Remember also that public schools look very different than they did when you and I were younger. No Child Left Behind requires that all children achieve mandated levels of proficiency or the school they attend faces sanction and reorganization. There is no latitude for children hitting milestones at different times, despite the fact that, of course, they do.
In Alameda, teachers and the school district are in contract negotiations. “The district is looking for flexibility, and class size is one of the ways we’re looking to get it,” said Patricia Sanders, head of the local teacher’s union. “And really it’s because of the financial crisis that the state has created for us.”
The overall budget outlook is decidedly grim. “We are in the process of doing our second interim budget and our deficit hole is getting bigger,” Alameda Superintendent Kirsten Vital wrote in an e-mail. “Next year – almost $2.6 million, the year after $11.5 (million) and after that when we lose our parcel taxes – it is frightening.”
“In these difficult budget times,” Vital continued. “We may need to raise class size to meet some of our fiscal obligations as the state continues to reduce our funding.”
It makes no sense to knee-jerk blame ‘administration’ or ‘the teachers’ or ‘government waste,’ because we’re talking about a systemic disaster. “The real problem is that we’ve bankrupted and starved the whole system for decades now,” Norton Grubb of UC Berkeley’s School of Education told KQED. “California is a failed state and it has eroded schools over 30 years. It’s been a long process and there’s a lot of blame to go around.”
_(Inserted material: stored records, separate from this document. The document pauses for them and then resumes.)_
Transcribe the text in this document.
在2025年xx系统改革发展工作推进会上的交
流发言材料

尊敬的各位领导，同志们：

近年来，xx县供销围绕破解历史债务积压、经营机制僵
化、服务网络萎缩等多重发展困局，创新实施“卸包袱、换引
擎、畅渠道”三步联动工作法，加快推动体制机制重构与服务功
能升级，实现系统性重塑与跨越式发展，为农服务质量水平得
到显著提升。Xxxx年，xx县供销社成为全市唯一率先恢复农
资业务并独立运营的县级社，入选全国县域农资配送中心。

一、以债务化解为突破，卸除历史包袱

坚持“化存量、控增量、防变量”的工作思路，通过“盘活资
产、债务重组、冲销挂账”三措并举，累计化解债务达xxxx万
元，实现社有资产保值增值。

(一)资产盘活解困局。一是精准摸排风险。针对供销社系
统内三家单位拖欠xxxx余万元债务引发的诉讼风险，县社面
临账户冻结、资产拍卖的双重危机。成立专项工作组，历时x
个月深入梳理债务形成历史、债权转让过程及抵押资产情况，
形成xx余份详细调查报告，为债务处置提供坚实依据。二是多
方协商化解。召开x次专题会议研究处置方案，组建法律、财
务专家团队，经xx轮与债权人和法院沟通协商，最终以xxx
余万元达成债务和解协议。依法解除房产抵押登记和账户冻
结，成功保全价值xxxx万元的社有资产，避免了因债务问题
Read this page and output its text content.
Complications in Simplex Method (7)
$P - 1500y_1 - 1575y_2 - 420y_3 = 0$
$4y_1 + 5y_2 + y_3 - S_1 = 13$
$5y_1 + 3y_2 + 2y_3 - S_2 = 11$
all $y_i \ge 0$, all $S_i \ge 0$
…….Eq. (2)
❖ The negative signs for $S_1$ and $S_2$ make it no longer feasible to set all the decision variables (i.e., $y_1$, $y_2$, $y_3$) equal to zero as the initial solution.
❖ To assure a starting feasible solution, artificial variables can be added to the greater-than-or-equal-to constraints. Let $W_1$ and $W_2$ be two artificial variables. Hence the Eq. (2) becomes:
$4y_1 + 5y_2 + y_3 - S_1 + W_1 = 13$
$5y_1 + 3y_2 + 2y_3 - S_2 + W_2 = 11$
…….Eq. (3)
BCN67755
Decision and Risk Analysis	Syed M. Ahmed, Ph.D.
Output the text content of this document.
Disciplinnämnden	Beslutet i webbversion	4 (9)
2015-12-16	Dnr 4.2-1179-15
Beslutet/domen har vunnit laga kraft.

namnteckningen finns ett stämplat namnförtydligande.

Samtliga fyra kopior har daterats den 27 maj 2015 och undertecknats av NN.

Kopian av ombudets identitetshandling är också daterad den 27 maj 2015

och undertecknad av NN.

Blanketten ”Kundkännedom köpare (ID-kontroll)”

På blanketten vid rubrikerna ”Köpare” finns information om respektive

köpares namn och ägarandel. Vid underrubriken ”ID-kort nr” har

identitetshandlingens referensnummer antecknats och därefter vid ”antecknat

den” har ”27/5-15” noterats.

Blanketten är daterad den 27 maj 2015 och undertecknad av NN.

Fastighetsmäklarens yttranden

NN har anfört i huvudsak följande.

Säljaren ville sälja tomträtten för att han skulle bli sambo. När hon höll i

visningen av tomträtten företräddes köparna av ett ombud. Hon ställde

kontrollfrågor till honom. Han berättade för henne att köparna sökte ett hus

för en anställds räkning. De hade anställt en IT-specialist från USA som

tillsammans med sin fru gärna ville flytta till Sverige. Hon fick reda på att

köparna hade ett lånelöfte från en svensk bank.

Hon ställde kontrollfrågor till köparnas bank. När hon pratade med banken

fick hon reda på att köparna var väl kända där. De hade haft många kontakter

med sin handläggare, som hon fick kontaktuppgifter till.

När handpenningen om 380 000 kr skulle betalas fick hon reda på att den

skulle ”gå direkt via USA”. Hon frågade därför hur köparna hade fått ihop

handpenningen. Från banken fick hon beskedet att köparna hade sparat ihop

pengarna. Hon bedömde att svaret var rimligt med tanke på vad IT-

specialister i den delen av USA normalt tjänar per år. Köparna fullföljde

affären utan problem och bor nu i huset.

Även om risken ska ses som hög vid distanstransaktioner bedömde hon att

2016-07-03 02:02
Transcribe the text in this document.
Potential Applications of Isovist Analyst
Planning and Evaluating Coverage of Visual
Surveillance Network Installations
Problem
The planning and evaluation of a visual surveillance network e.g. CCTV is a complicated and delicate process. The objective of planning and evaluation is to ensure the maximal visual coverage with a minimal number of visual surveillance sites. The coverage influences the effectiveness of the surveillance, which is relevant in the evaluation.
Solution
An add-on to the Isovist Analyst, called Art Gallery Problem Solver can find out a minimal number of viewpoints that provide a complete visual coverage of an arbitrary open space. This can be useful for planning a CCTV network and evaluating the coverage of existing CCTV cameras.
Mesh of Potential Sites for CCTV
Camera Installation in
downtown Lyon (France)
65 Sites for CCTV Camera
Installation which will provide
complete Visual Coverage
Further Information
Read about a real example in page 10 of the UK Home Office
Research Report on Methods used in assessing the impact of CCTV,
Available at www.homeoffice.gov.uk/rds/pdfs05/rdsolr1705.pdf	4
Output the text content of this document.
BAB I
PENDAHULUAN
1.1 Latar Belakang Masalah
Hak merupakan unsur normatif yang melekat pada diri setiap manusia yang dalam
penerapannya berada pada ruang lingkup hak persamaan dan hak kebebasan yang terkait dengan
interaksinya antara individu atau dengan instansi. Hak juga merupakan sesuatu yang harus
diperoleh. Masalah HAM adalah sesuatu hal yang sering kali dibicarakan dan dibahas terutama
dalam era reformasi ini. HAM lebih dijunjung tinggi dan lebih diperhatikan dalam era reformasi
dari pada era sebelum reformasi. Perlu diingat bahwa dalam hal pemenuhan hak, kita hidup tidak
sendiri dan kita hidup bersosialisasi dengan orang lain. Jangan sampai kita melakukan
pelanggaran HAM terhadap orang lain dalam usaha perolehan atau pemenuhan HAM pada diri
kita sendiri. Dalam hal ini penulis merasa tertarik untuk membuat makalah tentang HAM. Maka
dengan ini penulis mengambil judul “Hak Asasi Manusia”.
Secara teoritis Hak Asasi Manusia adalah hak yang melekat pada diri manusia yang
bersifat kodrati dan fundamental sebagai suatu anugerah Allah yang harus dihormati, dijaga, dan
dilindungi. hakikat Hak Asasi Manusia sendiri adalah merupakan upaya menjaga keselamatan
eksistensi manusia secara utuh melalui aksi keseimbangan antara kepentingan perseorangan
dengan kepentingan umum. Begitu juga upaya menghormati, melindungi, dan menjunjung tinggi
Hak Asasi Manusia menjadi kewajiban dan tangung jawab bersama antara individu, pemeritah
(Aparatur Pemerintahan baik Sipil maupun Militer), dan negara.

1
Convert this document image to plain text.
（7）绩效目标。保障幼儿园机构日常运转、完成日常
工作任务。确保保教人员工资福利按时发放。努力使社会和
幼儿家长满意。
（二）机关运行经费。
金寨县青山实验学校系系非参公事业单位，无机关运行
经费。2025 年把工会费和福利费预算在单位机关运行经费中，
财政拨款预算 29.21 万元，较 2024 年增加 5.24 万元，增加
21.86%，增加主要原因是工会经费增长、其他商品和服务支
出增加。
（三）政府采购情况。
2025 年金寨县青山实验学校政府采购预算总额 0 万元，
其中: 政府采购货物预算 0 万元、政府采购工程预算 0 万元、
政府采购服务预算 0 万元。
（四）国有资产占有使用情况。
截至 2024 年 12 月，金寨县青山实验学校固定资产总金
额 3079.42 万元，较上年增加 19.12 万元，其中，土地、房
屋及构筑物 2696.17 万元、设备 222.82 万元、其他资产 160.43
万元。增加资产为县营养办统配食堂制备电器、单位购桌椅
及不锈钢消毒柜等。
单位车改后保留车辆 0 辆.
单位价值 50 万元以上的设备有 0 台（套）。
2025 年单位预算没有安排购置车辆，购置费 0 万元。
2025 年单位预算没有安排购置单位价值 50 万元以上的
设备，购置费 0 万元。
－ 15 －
There are no guarantees. Just because our society has prospered doesn’t mean that it will continue to do so. And just because we assume that the public schools will continue to function reasonably well no matter what we do doesn’t mean that they actually will. Shortsightedness and selfishness can destroy the system. To educate our young people properly is not altruistic; it is essential. Education creates our standard of living, our quality of life, our safety – in fact, everything that we hold dear depends on the education we offer children. There are some groups out there working for systemic change – because, right now, the ability to raise funds for education at both the state and local level is severely hamstrung. I’ll talk about these and other solutions more in the coming weeks.
A note: In the “I love Alameda” category and cheering me amidst the bleak school budget prospects goes a thanks to Beth, who found an important item of mine on the sidewalk and sent it back to me in the mail. Thank you Beth!